At the same time, Micron remains relatively cheap in terms of multipliers. The shares trade at about 8.4 times expected earnings, compared with more than 22 for the S&P 500 and over 26 for the Nasdaq 100. In effect, the market still assumes that the current memory shortage is temporary. However, the industry itself is increasingly signaling the opposite, as Nasdaq futures react accordingly.
The problem is that building a new memory factory is a multi-year process. Micron explicitly admits that additional capacity is coming online far more slowly than AI demand is growing. That is why the company is actively transferring customers to long-term contracts, seeking to lock in supply commitments and reduce the risk of future supply imbalances.
Against this backdrop, governments are becoming more involved. U.S. Trade Representative Jamieson Greer has already confirmed that Washington views semiconductor tariffs as a tool for pressuring Asian manufacturers. The logic is simple: either Samsung and SK hynix localize production in the US, or they risk facing trade restrictions. In fact, the United States is now trying to replicate a strategy previously applied to the energy sector.

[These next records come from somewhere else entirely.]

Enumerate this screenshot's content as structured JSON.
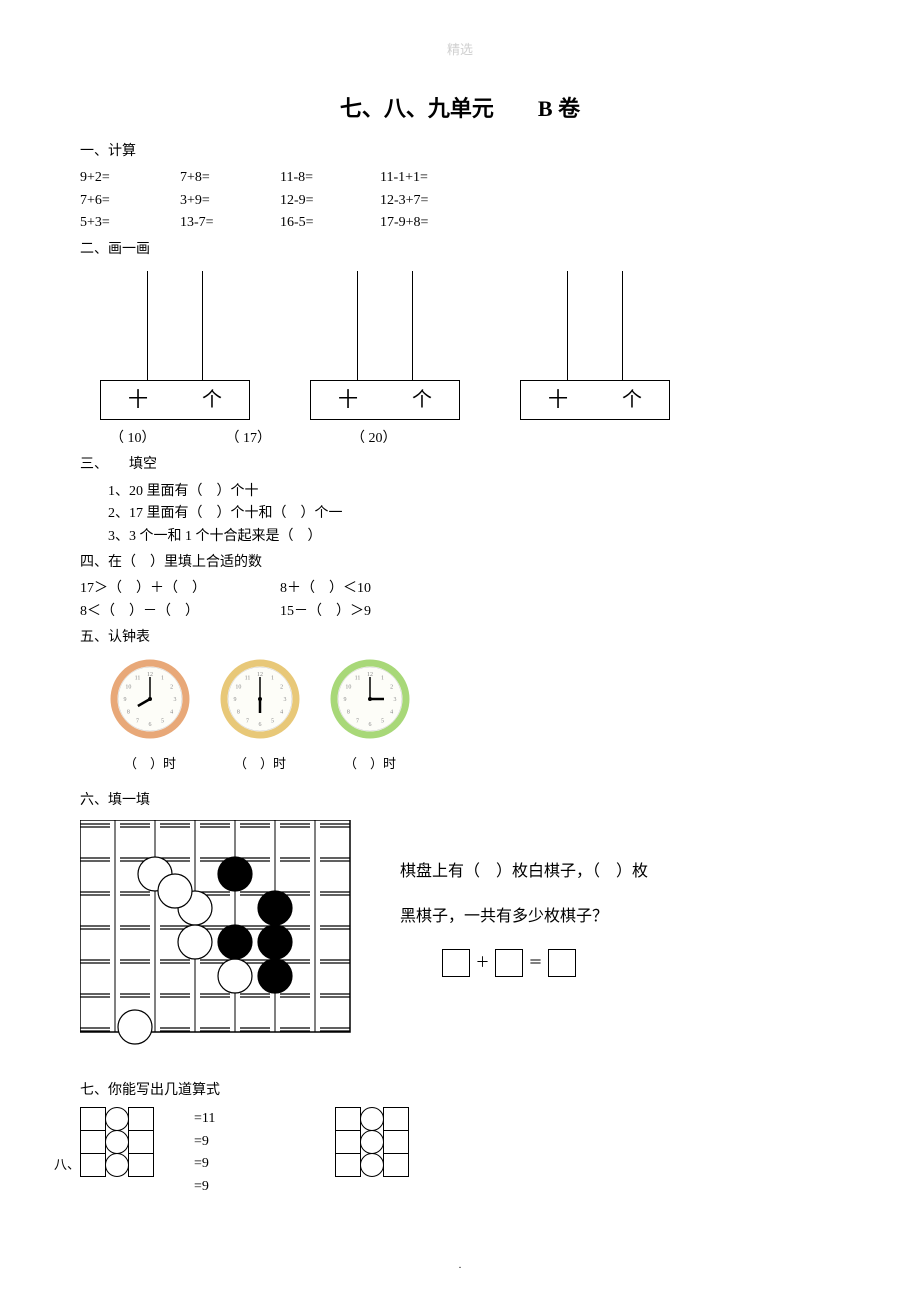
{
  "watermark": "精选",
  "title": "七、八、九单元　　B 卷",
  "sections": {
    "s1": "一、计算",
    "s2": "二、画一画",
    "s3": "三、　　填空",
    "s4": "四、在（　）里填上合适的数",
    "s5": "五、认钟表",
    "s6": "六、填一填",
    "s7": "七、你能写出几道算式",
    "s8": "八、"
  },
  "calc": {
    "r1": [
      "9+2=",
      "7+8=",
      "11-8=",
      "11-1+1="
    ],
    "r2": [
      "7+6=",
      "3+9=",
      "12-9=",
      "12-3+7="
    ],
    "r3": [
      "5+3=",
      "13-7=",
      "16-5=",
      "17-9+8="
    ]
  },
  "abacus": {
    "left_char": "十",
    "right_char": "个",
    "labels": [
      "（ 10）",
      "（ 17）",
      "（ 20）"
    ]
  },
  "fill": {
    "q1": "1、20 里面有（　）个十",
    "q2": "2、17 里面有（　）个十和（　）个一",
    "q3": "3、3 个一和 1 个十合起来是（　）"
  },
  "ineq": {
    "r1a": "17＞（　）＋（　）",
    "r1b": "8＋（　）＜10",
    "r2a": "8＜（　）－（　）",
    "r2b": "15－（　）＞9"
  },
  "clocks": {
    "label": "（　）时",
    "faces": [
      {
        "ring": "#e8a878",
        "hour": 8,
        "minute": 0
      },
      {
        "ring": "#e8c878",
        "hour": 6,
        "minute": 0
      },
      {
        "ring": "#a8d878",
        "hour": 3,
        "minute": 0
      }
    ]
  },
  "board": {
    "grid_size": 7,
    "cell": 40,
    "white_stones": [
      [
        1.5,
        1
      ],
      [
        2.5,
        2
      ],
      [
        2.5,
        3
      ],
      [
        2,
        1.5
      ],
      [
        3.5,
        4
      ],
      [
        1,
        5.5
      ]
    ],
    "black_stones": [
      [
        3.5,
        1
      ],
      [
        4.5,
        2
      ],
      [
        3.5,
        3
      ],
      [
        4.5,
        3
      ],
      [
        4.5,
        4
      ]
    ],
    "text1_a": "棋盘上有（　）枚白棋子，（　）枚",
    "text1_b": "黑棋子，一共有多少枚棋子？",
    "plus": "＋",
    "equals": "＝"
  },
  "seven": {
    "eq11": "=11",
    "eq9": "=9"
  },
  "footer": "."
}
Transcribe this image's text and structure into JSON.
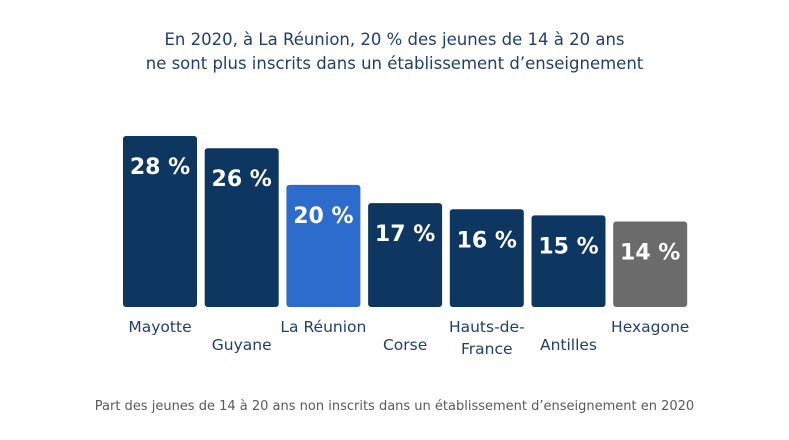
{
  "chart_data": {
    "type": "bar",
    "title": "En 2020, à La Réunion, 20 % des jeunes de 14 à 20 ans ne sont plus inscrits dans un établissement d’enseignement",
    "title_lines": [
      "En 2020, à La Réunion, 20 % des jeunes de 14 à 20 ans",
      "ne sont plus inscrits dans un établissement d’enseignement"
    ],
    "caption": "Part des jeunes de 14 à 20 ans non inscrits dans un établissement d’enseignement en 2020",
    "categories": [
      [
        "Mayotte"
      ],
      [
        "Guyane"
      ],
      [
        "La Réunion"
      ],
      [
        "Corse"
      ],
      [
        "Hauts-de-",
        "France"
      ],
      [
        "Antilles"
      ],
      [
        "Hexagone"
      ]
    ],
    "values": [
      28,
      26,
      20,
      17,
      16,
      15,
      14
    ],
    "value_labels": [
      "28 %",
      "26 %",
      "20 %",
      "17 %",
      "16 %",
      "15 %",
      "14 %"
    ],
    "colors": [
      "#0d3660",
      "#0d3660",
      "#2e6ccb",
      "#0d3660",
      "#0d3660",
      "#0d3660",
      "#6b6b6b"
    ],
    "label_color": "#1f3f73",
    "value_label_color": "#ffffff",
    "ylim": [
      0,
      28
    ],
    "grid": false,
    "legend": "none"
  }
}
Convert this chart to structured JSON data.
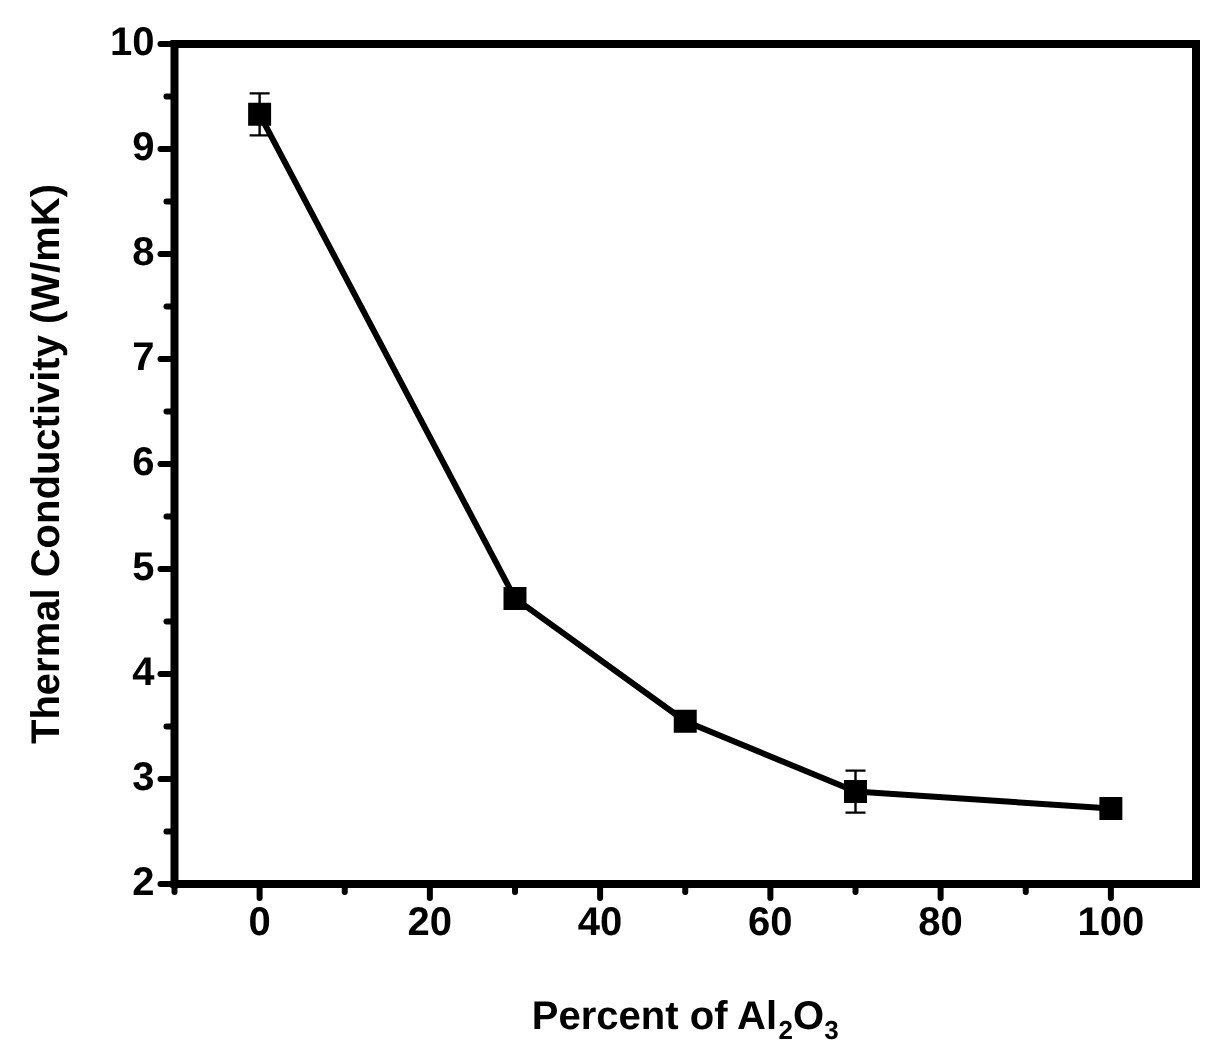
{
  "chart_data": {
    "type": "line",
    "xlabel": "Percent of Al$_{2}$O$_{3}$",
    "ylabel": "Thermal Conductivity (W/mK)",
    "x": [
      0,
      30,
      50,
      70,
      100
    ],
    "series": [
      {
        "color": "#000000",
        "values": [
          9.33,
          4.72,
          3.55,
          2.88,
          2.72
        ],
        "errors": [
          0.2,
          null,
          null,
          0.2,
          null
        ]
      }
    ],
    "xlim": [
      -10,
      110
    ],
    "xticks": [
      {
        "value": -10,
        "label": null
      },
      0,
      {
        "value": 10,
        "label": null
      },
      20,
      {
        "value": 30,
        "label": null
      },
      40,
      {
        "value": 50,
        "label": null
      },
      60,
      {
        "value": 70,
        "label": null
      },
      80,
      {
        "value": 90,
        "label": null
      },
      100
    ],
    "ylim": [
      2,
      10
    ],
    "yticks": [
      2,
      {
        "value": 2.5,
        "label": null
      },
      3,
      {
        "value": 3.5,
        "label": null
      },
      4,
      {
        "value": 4.5,
        "label": null
      },
      5,
      {
        "value": 5.5,
        "label": null
      },
      6,
      {
        "value": 6.5,
        "label": null
      },
      7,
      {
        "value": 7.5,
        "label": null
      },
      8,
      {
        "value": 8.5,
        "label": null
      },
      9,
      {
        "value": 9.5,
        "label": null
      },
      10
    ],
    "marker": "square",
    "line_style": "solid",
    "grid": false,
    "legend": false
  }
}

The goal is to turn a critically important resource into an element of national industrial policy. Only this time, the strategic resource is memory rather than oil. Micron has already pledged to invest about $200 billion in U.S. manufacturing over the next twenty years. New production clusters are being built in New York and Idaho, while Virginia is expected to become one of the key centers for HBM packaging. Together, these initiatives represent an effort to build a fully integrated domestic memory ecosystem, from DRAM to the most complex AI modules. And while Nvidia remains the main symbol of the AI revolution, the market is increasingly realizing that there will be no scaling of AGI without Micron, Samsung, and SK hynix. In the emerging technological race, memory is gradually evolving from a secondary component into one of the scarcest and most strategically important resources in the global economy.